Una pittrice geniale, per citarne una, è stata Marie-Gabrielle Capet.

Di queste pittrici colpisce come, nonostante il talento e le carriere di successo, per loro non ci sia stato spazio tra le pagine dei libri di storia dell’arte. È quello che sta succedendo oggi alle registe?

C.S: Il cinema è in fondo un’arte giovane, ha un secolo di vita, eppure ha già operato delle cancellazioni importanti. Ad esempio Alice Guy Blaché, la prima cineasta a usare il primo piano in un’opera di fiction, è stata letteralmente cancellata dalla storia del cinema.

La cancellazione della donna artista nel cinema è già avvenuta e avviene tuttora.

Quando mi chiedono come io dialogo col cinema o con il linguaggio cinematografico semplicemente rispondo, facendo dell’ironia, che sono una donna e quindi, non comparendo all’interno di questa storia, non posso nemmeno dialogarci.

ritratto della giovane in fiamme
Adèle Haenel e Valeria Golino in una scena del film

Come è nata la scelta di Valeria Golino e com’è lavorare con lei, che oltre a essere attrice è anche regista?

C.S: Conosco da molto tempo Valeria e con lei ho sempre intrattenuto uno scambio intellettuale e cinematografico, c’è un dialogo e una conversazione molto vivace tra noi.
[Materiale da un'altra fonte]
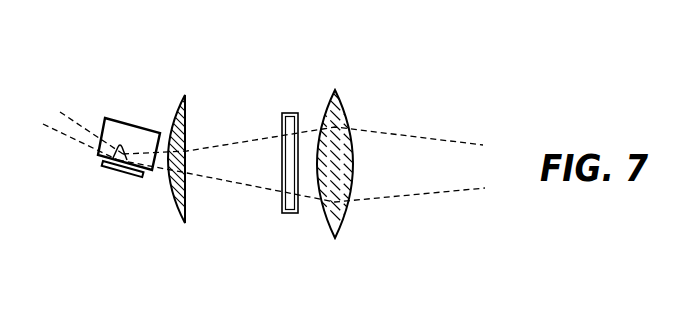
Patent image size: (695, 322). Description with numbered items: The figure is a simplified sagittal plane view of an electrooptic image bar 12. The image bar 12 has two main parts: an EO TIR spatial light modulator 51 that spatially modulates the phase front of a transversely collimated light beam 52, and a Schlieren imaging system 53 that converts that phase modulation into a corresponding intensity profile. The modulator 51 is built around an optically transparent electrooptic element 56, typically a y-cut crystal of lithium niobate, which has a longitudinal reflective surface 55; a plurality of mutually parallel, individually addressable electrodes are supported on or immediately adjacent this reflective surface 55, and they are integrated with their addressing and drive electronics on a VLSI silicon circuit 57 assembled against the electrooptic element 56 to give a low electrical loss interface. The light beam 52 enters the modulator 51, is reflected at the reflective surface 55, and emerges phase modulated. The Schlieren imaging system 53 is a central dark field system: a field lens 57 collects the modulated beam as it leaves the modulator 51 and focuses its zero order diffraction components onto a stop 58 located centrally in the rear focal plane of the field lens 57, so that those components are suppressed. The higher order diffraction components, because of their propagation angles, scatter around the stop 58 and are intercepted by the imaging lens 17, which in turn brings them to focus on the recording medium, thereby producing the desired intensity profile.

The image bar 12 is at (373, 272).
The imaging lens 17 is at (343, 213).
The EO TIR spatial light modulator 51 is at (140, 113).
The light beam 52 is at (62, 118).
The Schlieren imaging system 53 is at (335, 74).
The reflective surface 55 is at (118, 153).
The electrooptic element 56 is at (105, 122).
The field lens 57 is at (105, 165).
The stop 58 is at (292, 213).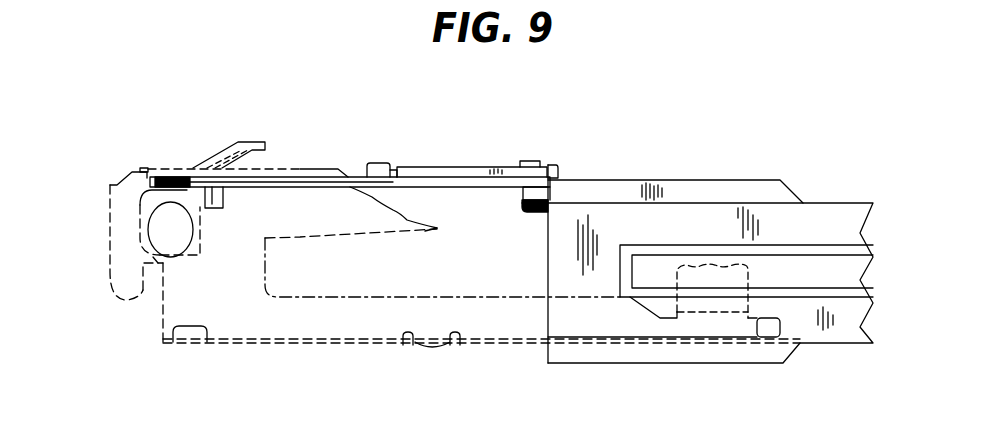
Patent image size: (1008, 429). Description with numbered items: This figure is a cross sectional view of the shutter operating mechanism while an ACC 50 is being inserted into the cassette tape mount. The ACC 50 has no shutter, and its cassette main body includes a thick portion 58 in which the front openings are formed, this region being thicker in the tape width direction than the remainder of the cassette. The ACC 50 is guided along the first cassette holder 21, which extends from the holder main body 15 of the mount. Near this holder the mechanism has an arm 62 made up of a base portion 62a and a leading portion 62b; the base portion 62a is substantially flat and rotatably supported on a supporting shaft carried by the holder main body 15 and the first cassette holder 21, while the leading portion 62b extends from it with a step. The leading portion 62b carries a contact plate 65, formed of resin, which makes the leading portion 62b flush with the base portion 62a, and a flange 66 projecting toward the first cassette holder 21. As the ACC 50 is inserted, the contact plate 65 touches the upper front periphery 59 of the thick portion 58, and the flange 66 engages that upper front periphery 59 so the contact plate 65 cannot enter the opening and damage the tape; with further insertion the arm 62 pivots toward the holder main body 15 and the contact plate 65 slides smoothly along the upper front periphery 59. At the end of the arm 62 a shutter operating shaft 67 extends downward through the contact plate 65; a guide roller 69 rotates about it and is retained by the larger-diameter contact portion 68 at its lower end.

The holder main body 15 is at (125, 225).
The first cassette holder 21 is at (328, 343).
The ACC 50 is at (827, 203).
The thick portion 58 is at (713, 193).
The upper front periphery 59 is at (553, 190).
The arm 62 is at (398, 165).
The base portion 62a is at (300, 168).
The leading portion 62b is at (427, 166).
The contact plate 65 is at (463, 186).
The flange 66 is at (553, 166).
The shutter operating shaft 67 is at (530, 161).
The contact portion 68 is at (530, 213).
The guide roller 69 is at (527, 192).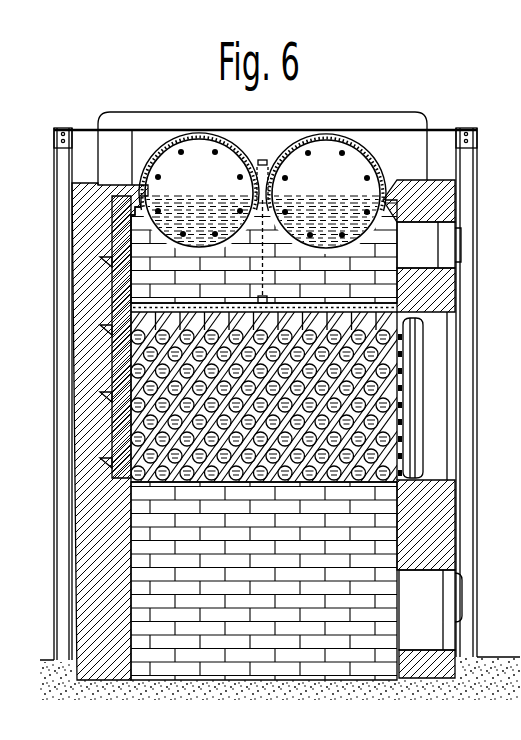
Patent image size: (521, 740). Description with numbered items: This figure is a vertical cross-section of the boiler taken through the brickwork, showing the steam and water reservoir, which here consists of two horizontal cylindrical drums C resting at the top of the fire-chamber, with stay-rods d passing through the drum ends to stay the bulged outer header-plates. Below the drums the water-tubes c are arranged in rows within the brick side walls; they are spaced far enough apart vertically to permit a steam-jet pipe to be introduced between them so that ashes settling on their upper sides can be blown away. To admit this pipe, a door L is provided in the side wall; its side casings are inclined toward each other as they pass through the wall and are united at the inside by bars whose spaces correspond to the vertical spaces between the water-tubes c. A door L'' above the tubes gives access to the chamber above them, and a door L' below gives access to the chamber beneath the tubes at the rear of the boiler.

The cylindrical drum C is at (262, 218).
The stay-rod d is at (181, 157).
The door above the water-tubes L'' is at (429, 245).
The door L is at (422, 396).
The door below the water-tubes L' is at (430, 610).
The water-tube c is at (421, 378).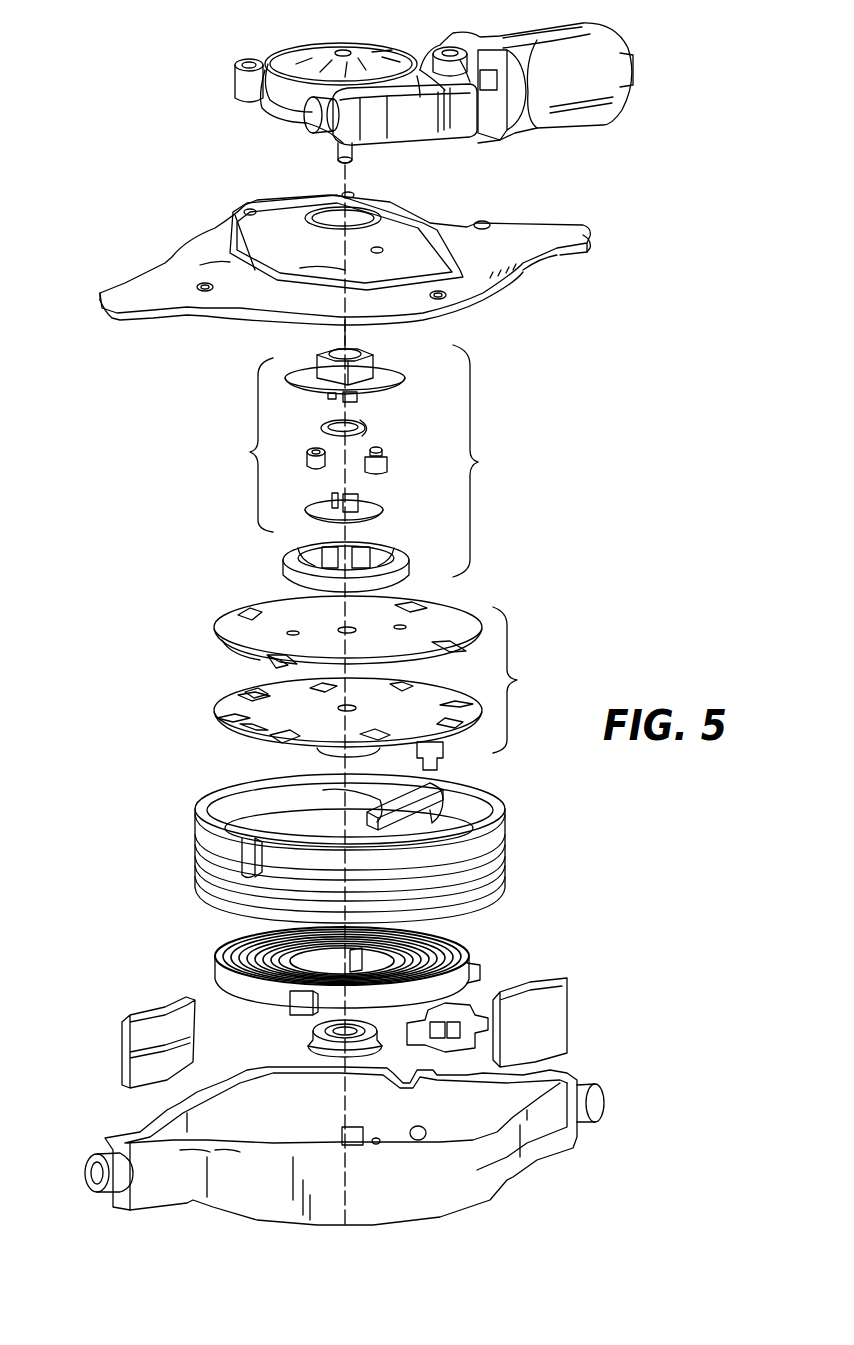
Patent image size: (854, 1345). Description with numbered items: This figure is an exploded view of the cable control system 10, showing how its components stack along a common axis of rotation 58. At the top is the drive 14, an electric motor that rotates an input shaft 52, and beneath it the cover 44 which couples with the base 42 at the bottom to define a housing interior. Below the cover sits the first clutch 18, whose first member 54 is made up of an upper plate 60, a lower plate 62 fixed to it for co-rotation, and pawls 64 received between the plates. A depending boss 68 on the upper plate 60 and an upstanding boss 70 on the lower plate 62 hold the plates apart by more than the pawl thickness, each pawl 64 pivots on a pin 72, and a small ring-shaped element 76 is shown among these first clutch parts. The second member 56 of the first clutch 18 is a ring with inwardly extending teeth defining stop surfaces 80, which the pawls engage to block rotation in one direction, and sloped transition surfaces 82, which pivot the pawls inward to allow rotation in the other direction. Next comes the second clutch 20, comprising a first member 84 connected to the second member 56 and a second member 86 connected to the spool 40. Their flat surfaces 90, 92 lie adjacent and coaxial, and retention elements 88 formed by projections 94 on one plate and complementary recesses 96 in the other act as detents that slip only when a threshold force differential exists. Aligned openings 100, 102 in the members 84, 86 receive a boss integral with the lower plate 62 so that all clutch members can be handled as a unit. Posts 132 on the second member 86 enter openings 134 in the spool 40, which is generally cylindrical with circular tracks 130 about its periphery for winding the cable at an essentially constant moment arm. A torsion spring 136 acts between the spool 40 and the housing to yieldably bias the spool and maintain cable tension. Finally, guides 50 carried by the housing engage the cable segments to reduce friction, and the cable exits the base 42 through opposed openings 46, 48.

The cable control system 10 is at (127, 108).
The drive 14 is at (628, 30).
The input shaft 52 is at (355, 152).
The cover 44 is at (490, 250).
The axis of rotation 58 is at (345, 330).
The upper plate 60 is at (385, 366).
The depending boss 68 is at (356, 400).
The ring 76 is at (326, 426).
The pin 72 is at (380, 454).
The pawl 64 is at (311, 466).
The upstanding boss 70 is at (355, 494).
The lower plate 62 is at (385, 510).
The first member 54 is at (248, 445).
The first clutch 18 is at (482, 461).
The second member 56 is at (290, 568).
The stop surfaces 80 is at (314, 555).
The transition surfaces 82 is at (366, 546).
The first member 84 is at (214, 632).
The second member 86 is at (214, 719).
The retention elements 88 is at (264, 667).
The flat surface 90 is at (224, 646).
The flat surface 92 is at (252, 733).
The projections 94 is at (456, 655).
The recesses 96 is at (230, 720).
The opening 100 is at (354, 632).
The opening 102 is at (354, 708).
The second clutch 20 is at (519, 680).
The posts 132 is at (440, 750).
The openings 134 is at (337, 836).
The tracks 130 is at (196, 831).
The spool 40 is at (520, 847).
The torsion spring 136 is at (478, 951).
The guides 50 is at (555, 1003).
The base 42 is at (550, 1135).
The opening 46 is at (95, 1175).
The opening 48 is at (595, 1105).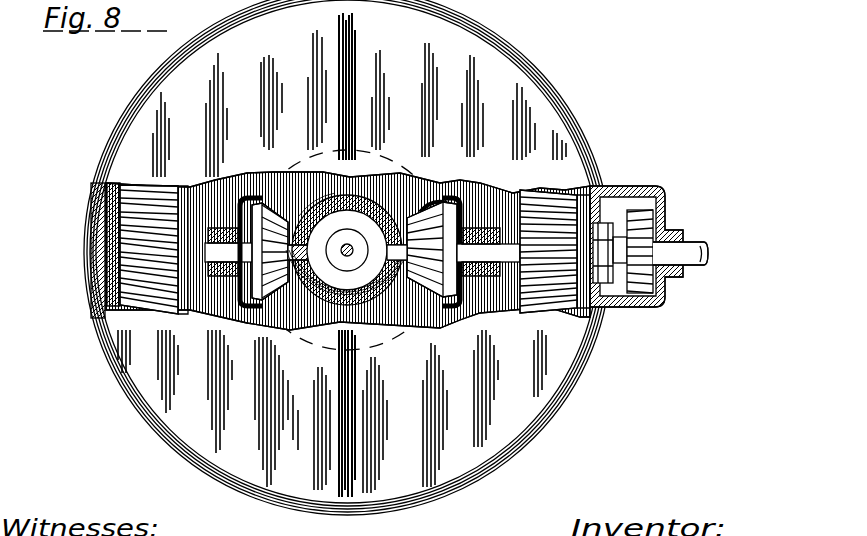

Desideravo per questo ruolo una donna che non fosse una madre amareggiata o resa aspra dall’età, volevo piuttosto una donna che fosse ancora giovane e animata dal sentimento del desiderio.
Quello che volevo cogliere in questo film è anche questo suo lato eternamente infantile, facendo emergere al contempo una certa note di malinconia. Va notato che i giorni con cui ho lavorato con lei sono stati quattro, abbiamo girato le sue scene in quattro giorni e lei ha sempre lavorato con estrema concentrazione, dedizione e disponibilità.

Nella scrittura del film si nota come una particolare attenzione per la scelte delle parole. In un meccanismo che torna più volte in forma costante nello sviluppo della storia, come un filo rosso, le protagoniste si correggono l’un l’altra sulla scelta della parola più appropriata per esprimere concetti, sentimenti o situazioni… Sarai libera. Sarò sola. Mi hai sognato? Ti ho pensato. 

C.S: Sì, esatto, l’intenzione era di rendere come può nascere una vera comunicazione non inquinata da rapporti di forza, di ironia o di subalternità. Quella delle due protagoniste del film è una comunicazione che si compone di ascolto, come in un rimando l’altra viene a precisare quanto detto, ma mai in una situazione di scontro, ma piuttosto in una situazione di collaborazione.

Per me il dialogo amoroso è inventare una propria lingua, un linguaggio comune.